Google a également été au centre d’une controverse importante, qui revient régulièrement à ce jour, sur sa mise en œuvre, à la suite d’un arrêt de la Cour de justice européenne, du « droit à l’oubli ». Les racines de ce concept se trouvent dans la volonté de l’individu de « déterminer le développement de sa vie de manière autonome, sans être perpétuellement ou périodiquement stigmatisé en conséquence d’une action spécifique accomplie dans le passé4 » ; sur le plan opérationnel, cela consiste en la demande d’un individu de faire supprimer certaines données afin que des tiers ne puissent plus les retracer. Cependant, dans la pratique, l’application de ce concept a suscité de vives controverses. Certaines d’entre elles sont liées à l’interaction du droit à l’oubli avec d’autres droits, notamment la liberté d’expression, et d’autres concernent les acteurs qui peuvent faire respecter ce droit et par quels moyens et instruments.

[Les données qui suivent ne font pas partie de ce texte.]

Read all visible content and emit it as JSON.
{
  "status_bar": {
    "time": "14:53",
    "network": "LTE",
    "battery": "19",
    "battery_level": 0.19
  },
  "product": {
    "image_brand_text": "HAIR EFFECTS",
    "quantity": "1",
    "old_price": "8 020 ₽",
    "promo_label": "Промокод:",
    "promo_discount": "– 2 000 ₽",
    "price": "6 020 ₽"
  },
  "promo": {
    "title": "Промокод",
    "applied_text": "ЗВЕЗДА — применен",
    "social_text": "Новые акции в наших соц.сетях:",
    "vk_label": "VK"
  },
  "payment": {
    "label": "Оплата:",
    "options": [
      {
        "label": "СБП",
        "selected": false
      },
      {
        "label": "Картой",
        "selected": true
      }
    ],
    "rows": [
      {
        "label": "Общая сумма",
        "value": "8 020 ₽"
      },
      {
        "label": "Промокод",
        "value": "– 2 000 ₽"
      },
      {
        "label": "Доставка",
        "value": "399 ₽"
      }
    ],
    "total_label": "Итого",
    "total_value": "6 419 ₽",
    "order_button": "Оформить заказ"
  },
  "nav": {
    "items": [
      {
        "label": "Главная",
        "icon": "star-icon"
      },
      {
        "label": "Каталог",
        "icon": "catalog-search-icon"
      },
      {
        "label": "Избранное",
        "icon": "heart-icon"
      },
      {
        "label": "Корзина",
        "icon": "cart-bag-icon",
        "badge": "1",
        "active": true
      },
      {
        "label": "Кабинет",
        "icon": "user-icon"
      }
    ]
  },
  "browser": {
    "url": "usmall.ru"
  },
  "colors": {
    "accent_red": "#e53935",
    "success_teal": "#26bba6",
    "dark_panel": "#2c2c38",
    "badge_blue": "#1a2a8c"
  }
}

Un arrêt de 2014 de la Cour européenne de justice considère qu’un opérateur de moteur de recherche est essentiellement responsable du traitement qu’il effectue sur informations personnelles qui apparaissent sur les pages Web publiées par des tiers ; cet arrêt a reconnu de facto un droit à l’effacement sans toutefois accorder explicitement un droit à l’oubli. Cela a créé un précédent critique en termes d’obligations pour les moteurs de recherche d’examiner les demandes d’individus relatives à la suppression de liens vers des pages Web librement accessibles à la suite d’une recherche à partir de leur nom. Depuis la décision, Google a reçu des dizaines de millions de demandes ; plusieurs d’entre elles ont suscité des discussions selon qu’elles aient été prises en compte ou négligées, et sur les conséquences que peuvent avoir ces effacements sur la liberté d’expression et sur l’accès à une pluralité de sources ayant trait à des sujets controversés5 . Alors que le Règlement général sur la protection des données (RGPD) de l’Union européenne est entré en vigueur en mai 2018, la controverse autour du droit à l’oubli souligne, une fois de plus, le rôle prééminent des intermédiaires informationnels privés dans la gouvernance d’Internet par les infrastructures.

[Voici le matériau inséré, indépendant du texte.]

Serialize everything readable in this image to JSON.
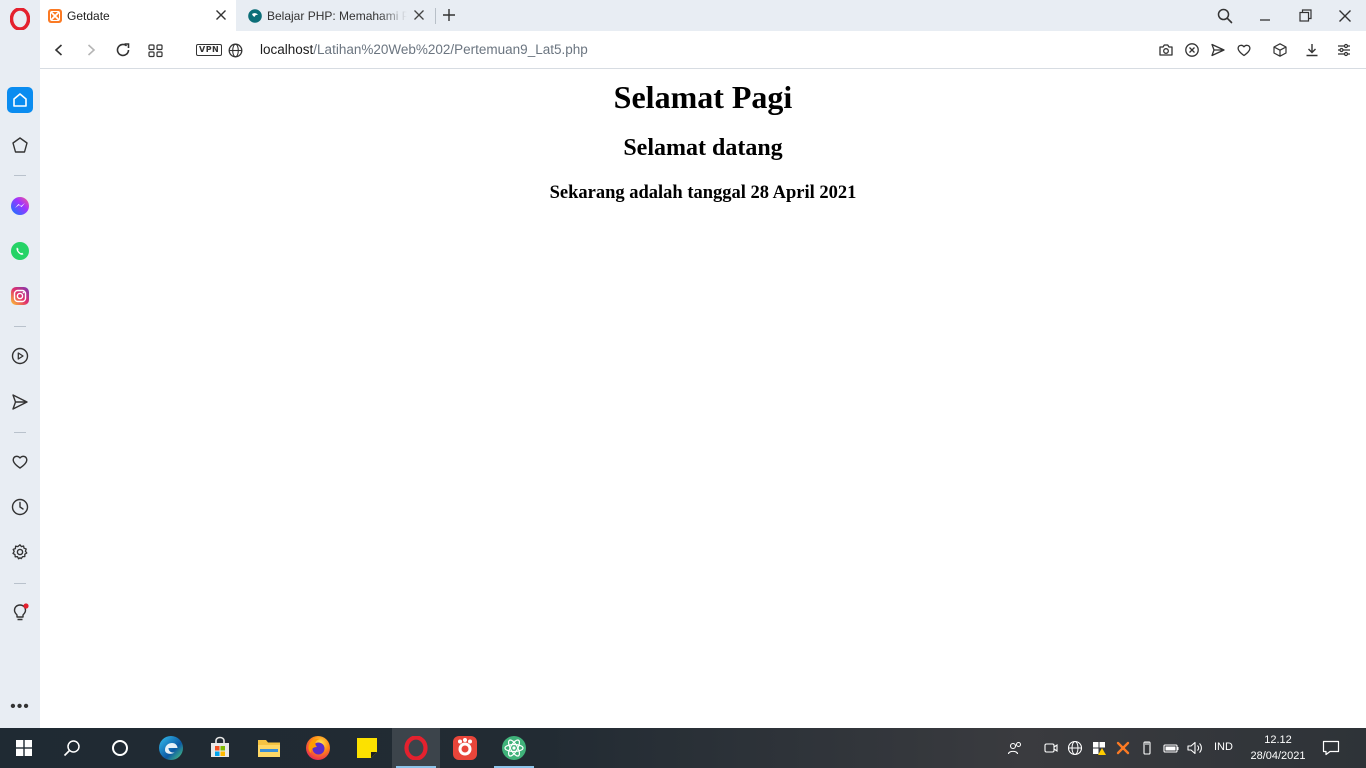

Ensemble de serveurs au sein d'un centre de données
Ensemble de serveurs au sein d'un centre de données

Une politisation des infrastructures Internet

L’incorporation de valeurs ou de droits particuliers à la technique a toujours fait partie de la conception des infrastructures technologiques. Les ingénieurs Internet n’ont pas fait exception, en concevant des protocoles qui affectent la confidentialité individuelle, l’accessibilité pour les personnes handicapées et d’autres préoccupations d’intérêt public ; ces valeurs ont été introduites dans l’infrastructure technologique, pour la plupart, dans un objectif de préservation, de « bon » fonctionnement et de sécurité du « réseau des réseaux ». Cependant, les infrastructures Internet sont désormais pleinement « politisées » par une variété d’acteurs. Cette politisation a lieu à deux niveaux : un renvoi aux fonctions dont l’objectif central et affiché est principalement procédural et technologique, quoiqu’intrinsèquement politique — comme la résolution de noms en chiffres, ou le renvoi algorithmique à des liens pertinents. Une deuxième couche politique de ces infrastructures est celle qui intervient après une modification, où les problèmes et les programmes qui leur sont attachés sont altérés pour servir des objectifs de surveillance, de censure, de coercition ou de résistance, ayant souvent des effets collatéraux importants pour la stabilité et la sécurité d’Internet ainsi que pour la protection des droits humains et des libertés numériques.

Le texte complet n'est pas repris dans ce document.